Lenta, pero segura, la economía privada formal cierra definitivamente sus puertas al empleo. Incapaz el Estado de una absorción tan grande de la demanda, la buhonería de supervivencia reemplaza a la de los contrabanditas que nos hicieron su paraíso particular.
En cualquier callejuela, calle y avenida de caseríos, pueblos y ciudades del país, fuere o no en el transporte público que despunta asombrosas habilidades, la desesperación coloca un pequeño tarantín. Venta de agua fría de dudosa procedencia, envasada entre apuros, junto a postres mínimos de reñido azucarado, empanadas pinceladas de un guiso desabrido, jugos e infusiones que preferirían servirlos entre ambas manos, compiten por el reducido bolsillo ajeno.
Así como los “establecimientos” más organizados que venden perros-calientes y hamburguesas, con el punto bancario a la mano, no saben del debido control sanitario, tampoco los que sobrevienen a nuestro paso. No existe la intención, ni la capacidad para que el Estado chequeé y garantice que el consumo callejero esté libre de bacterias, como tampoco ocurre ya con los supervivientes restaurantes, excepto el pretexto tributario que los obliga a la carga parafiscal de la matraca.

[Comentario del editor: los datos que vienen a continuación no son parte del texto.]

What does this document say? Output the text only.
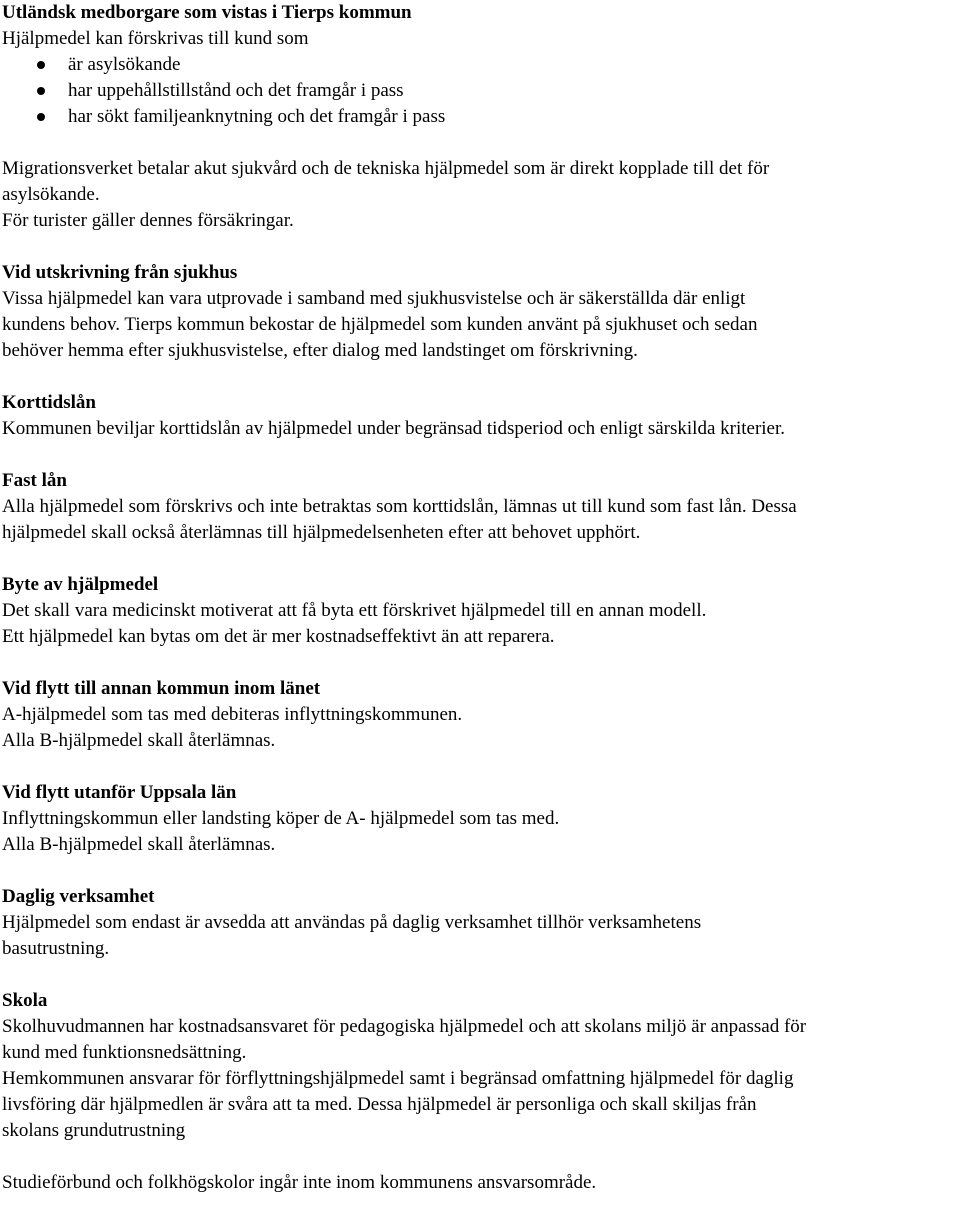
Utländsk medborgare som vistas i Tierps kommun

Hjälpmedel kan förskrivas till kund som

är asylsökande
har uppehållstillstånd och det framgår i pass
har sökt familjeanknytning och det framgår i pass

Migrationsverket betalar akut sjukvård och de tekniska hjälpmedel som är direkt kopplade till det för

asylsökande.

För turister gäller dennes försäkringar.

Vid utskrivning från sjukhus

Vissa hjälpmedel kan vara utprovade i samband med sjukhusvistelse och är säkerställda där enligt

kundens behov. Tierps kommun bekostar de hjälpmedel som kunden använt på sjukhuset och sedan

behöver hemma efter sjukhusvistelse, efter dialog med landstinget om förskrivning.

Korttidslån

Kommunen beviljar korttidslån av hjälpmedel under begränsad tidsperiod och enligt särskilda kriterier.

Fast lån

Alla hjälpmedel som förskrivs och inte betraktas som korttidslån, lämnas ut till kund som fast lån. Dessa

hjälpmedel skall också återlämnas till hjälpmedelsenheten efter att behovet upphört.

Byte av hjälpmedel

Det skall vara medicinskt motiverat att få byta ett förskrivet hjälpmedel till en annan modell.

Ett hjälpmedel kan bytas om det är mer kostnadseffektivt än att reparera.

Vid flytt till annan kommun inom länet

A-hjälpmedel som tas med debiteras inflyttningskommunen.

Alla B-hjälpmedel skall återlämnas.

Vid flytt utanför Uppsala län

Inflyttningskommun eller landsting köper de A- hjälpmedel som tas med.

Alla B-hjälpmedel skall återlämnas.

Daglig verksamhet

Hjälpmedel som endast är avsedda att användas på daglig verksamhet tillhör verksamhetens

basutrustning.

Skola

Skolhuvudmannen har kostnadsansvaret för pedagogiska hjälpmedel och att skolans miljö är anpassad för

kund med funktionsnedsättning.

Hemkommunen ansvarar för förflyttningshjälpmedel samt i begränsad omfattning hjälpmedel för daglig

livsföring där hjälpmedlen är svåra att ta med. Dessa hjälpmedel är personliga och skall skiljas från

skolans grundutrustning

Studieförbund och folkhögskolor ingår inte inom kommunens ansvarsområde.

Entonces, la hambruna generalizada y el desempleo galopante dicen autorizar la “vista gorda” gorda del Estado. Se dirá, un vasito reciclado de turbio café alivia un poco más la injusticia social, aunque la atención médico-asistencial sea la otra calamidad que lo agrava.

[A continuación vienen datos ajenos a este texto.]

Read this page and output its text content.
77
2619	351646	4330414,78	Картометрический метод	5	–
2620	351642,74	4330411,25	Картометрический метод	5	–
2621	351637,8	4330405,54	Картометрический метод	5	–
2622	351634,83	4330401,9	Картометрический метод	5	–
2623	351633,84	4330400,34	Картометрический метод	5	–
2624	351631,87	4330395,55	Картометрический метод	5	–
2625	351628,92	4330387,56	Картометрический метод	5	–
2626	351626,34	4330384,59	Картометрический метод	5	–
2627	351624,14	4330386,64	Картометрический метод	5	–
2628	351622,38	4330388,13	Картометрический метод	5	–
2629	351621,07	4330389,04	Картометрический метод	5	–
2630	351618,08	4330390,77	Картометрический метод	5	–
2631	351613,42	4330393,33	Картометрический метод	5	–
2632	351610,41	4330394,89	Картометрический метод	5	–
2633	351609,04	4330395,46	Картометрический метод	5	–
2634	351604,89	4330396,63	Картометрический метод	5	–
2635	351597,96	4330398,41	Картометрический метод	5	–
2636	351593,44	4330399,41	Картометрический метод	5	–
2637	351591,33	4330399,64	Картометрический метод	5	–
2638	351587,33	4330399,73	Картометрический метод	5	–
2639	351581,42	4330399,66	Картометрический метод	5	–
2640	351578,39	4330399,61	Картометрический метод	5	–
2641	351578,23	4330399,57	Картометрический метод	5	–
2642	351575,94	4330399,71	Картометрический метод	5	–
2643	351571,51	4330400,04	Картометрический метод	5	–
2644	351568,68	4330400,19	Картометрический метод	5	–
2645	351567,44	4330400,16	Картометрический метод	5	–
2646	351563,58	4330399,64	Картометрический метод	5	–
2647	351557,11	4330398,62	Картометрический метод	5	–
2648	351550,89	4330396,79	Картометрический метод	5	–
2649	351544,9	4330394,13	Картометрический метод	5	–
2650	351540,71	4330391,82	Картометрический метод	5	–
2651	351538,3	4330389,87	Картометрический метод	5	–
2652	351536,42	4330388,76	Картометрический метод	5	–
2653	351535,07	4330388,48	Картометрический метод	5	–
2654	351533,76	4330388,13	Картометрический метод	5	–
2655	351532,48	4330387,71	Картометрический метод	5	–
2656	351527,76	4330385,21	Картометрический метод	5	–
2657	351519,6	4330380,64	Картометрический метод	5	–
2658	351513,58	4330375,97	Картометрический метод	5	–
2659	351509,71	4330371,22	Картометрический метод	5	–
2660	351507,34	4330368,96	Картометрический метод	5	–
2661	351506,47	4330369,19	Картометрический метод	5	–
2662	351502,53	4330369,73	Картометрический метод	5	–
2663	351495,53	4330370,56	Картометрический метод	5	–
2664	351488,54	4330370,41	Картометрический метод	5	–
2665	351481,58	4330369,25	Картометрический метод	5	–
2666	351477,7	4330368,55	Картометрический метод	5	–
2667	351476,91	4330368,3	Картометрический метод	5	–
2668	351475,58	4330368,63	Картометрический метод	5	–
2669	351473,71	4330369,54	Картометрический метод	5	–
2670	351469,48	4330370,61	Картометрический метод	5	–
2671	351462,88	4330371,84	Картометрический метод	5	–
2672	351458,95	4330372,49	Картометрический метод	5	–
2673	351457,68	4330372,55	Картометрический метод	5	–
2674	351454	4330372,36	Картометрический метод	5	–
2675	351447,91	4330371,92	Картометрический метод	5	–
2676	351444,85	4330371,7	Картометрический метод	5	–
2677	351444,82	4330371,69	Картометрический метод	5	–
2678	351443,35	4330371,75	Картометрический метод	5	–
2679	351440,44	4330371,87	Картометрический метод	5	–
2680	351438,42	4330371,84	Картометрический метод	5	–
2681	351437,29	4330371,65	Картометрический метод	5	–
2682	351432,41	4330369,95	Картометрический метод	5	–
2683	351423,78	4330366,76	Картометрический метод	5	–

Muchísimos de los oferentes, ganados para la impensable marginalidad, provienen del proletariado que alguna vez lo fue, incluyendo al obrero calificado, al técnico o profesional que, cuesta abajo en su rodada, le urge sobrevivir. La inaplazable necesidad de comer, pone en solfa al vendedor y al comprador en el reino de las bacterias.